Respondent's contention that the court improperly ignored evidence of petitioner's alleged domestic violence against her is unavailing. Although the court pointed out that certain orders of protection to which respondent referred were not in the court file, respondent's counsel never tried to rectify the omission. The court's preclusion of a corroborating witness for respondent on the family offense petition was a provident exercise of discretion, the court having determined that it had sufficient evidence on which to make its decision (see Irizarry v City of New York, 95 AD2d 713 [1st Dept 1983]). Respondent's conclusory contention that the court overstepped its role and became an advocate for petitioner is unsubstantiated in the trial transcript.

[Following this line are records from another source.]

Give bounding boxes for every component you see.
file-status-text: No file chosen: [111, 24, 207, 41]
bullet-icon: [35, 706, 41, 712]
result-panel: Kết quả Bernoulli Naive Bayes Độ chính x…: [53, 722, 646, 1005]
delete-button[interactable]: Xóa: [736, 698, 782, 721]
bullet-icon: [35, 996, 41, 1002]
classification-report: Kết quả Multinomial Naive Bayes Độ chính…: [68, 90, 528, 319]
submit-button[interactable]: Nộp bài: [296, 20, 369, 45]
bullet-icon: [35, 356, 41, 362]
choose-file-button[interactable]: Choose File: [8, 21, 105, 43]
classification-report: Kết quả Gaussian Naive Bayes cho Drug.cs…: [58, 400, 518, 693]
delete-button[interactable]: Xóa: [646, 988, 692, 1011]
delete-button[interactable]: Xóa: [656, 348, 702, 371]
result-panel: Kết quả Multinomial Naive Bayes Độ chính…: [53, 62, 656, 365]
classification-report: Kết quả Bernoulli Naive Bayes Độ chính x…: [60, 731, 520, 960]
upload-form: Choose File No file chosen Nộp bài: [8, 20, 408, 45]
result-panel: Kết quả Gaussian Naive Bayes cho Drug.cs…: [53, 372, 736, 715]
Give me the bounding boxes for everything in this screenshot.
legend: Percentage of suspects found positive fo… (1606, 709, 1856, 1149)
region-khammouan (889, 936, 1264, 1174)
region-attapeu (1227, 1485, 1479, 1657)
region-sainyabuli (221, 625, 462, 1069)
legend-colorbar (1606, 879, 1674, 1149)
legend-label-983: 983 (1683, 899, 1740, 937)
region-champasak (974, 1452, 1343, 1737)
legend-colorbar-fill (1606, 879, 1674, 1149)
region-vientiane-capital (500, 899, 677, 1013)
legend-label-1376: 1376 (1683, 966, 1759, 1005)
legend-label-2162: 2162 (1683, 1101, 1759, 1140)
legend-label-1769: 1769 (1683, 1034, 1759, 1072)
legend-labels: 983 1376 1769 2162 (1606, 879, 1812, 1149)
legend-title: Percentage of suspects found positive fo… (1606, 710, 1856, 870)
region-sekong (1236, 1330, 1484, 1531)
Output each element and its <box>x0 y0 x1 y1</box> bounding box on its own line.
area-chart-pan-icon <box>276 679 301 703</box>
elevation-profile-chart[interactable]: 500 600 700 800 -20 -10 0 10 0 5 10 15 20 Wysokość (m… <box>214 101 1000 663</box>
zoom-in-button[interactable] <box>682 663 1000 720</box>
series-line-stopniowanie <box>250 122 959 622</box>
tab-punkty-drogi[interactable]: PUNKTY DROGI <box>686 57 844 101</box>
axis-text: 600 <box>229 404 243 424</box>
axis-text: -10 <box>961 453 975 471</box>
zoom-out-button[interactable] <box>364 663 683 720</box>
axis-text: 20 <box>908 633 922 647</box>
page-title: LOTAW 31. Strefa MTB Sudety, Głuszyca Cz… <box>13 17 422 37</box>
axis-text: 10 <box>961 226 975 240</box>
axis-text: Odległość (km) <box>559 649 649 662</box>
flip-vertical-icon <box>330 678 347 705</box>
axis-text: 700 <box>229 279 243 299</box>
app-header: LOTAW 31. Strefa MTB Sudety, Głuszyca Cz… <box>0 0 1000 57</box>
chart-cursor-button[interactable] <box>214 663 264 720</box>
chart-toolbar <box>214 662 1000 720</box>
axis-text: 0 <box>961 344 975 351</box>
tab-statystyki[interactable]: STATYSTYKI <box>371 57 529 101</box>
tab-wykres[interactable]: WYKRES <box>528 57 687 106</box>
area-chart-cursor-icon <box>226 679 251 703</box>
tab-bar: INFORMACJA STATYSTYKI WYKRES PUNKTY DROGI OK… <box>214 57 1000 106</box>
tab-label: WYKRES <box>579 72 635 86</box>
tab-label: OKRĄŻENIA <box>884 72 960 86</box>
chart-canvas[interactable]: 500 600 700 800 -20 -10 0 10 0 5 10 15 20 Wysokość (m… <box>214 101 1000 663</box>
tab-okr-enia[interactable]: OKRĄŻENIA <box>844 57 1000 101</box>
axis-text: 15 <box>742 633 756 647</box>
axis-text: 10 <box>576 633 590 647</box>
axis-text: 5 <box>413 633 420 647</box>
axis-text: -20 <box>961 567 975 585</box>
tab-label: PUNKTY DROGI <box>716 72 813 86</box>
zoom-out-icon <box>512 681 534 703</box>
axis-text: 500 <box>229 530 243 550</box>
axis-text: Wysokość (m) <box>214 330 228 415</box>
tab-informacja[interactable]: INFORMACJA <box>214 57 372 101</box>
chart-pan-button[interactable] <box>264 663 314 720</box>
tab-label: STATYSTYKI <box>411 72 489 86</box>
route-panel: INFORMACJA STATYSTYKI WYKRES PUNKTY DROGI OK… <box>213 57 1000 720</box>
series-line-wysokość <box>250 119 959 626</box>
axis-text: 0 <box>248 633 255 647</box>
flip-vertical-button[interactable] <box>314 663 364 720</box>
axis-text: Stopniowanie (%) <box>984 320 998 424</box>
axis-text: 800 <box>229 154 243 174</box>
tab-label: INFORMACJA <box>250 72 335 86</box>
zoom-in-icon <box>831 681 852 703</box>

Petitioner established attempted assault in the third degree by a fair preponderance of the evidence (see Family Court Act §§ 812[1]; 832). He testified that on the night of October 15, 2019, respondent went to his apartment with two other individuals, entered without his permission, and physically attacked him. The court found petitioner's testimony more credible than respondent's, and we see no reason to

disturb that determination, which is entitled to deference (Matter of Lisa S. v William V., 95 AD3d 666 [1st Dept 2012]).THIS CONSTITUTES THE DECISION AND ORDER

OF THE SUPREME COURT, APPELLATE DIVISION, FIRST DEPARTMENT.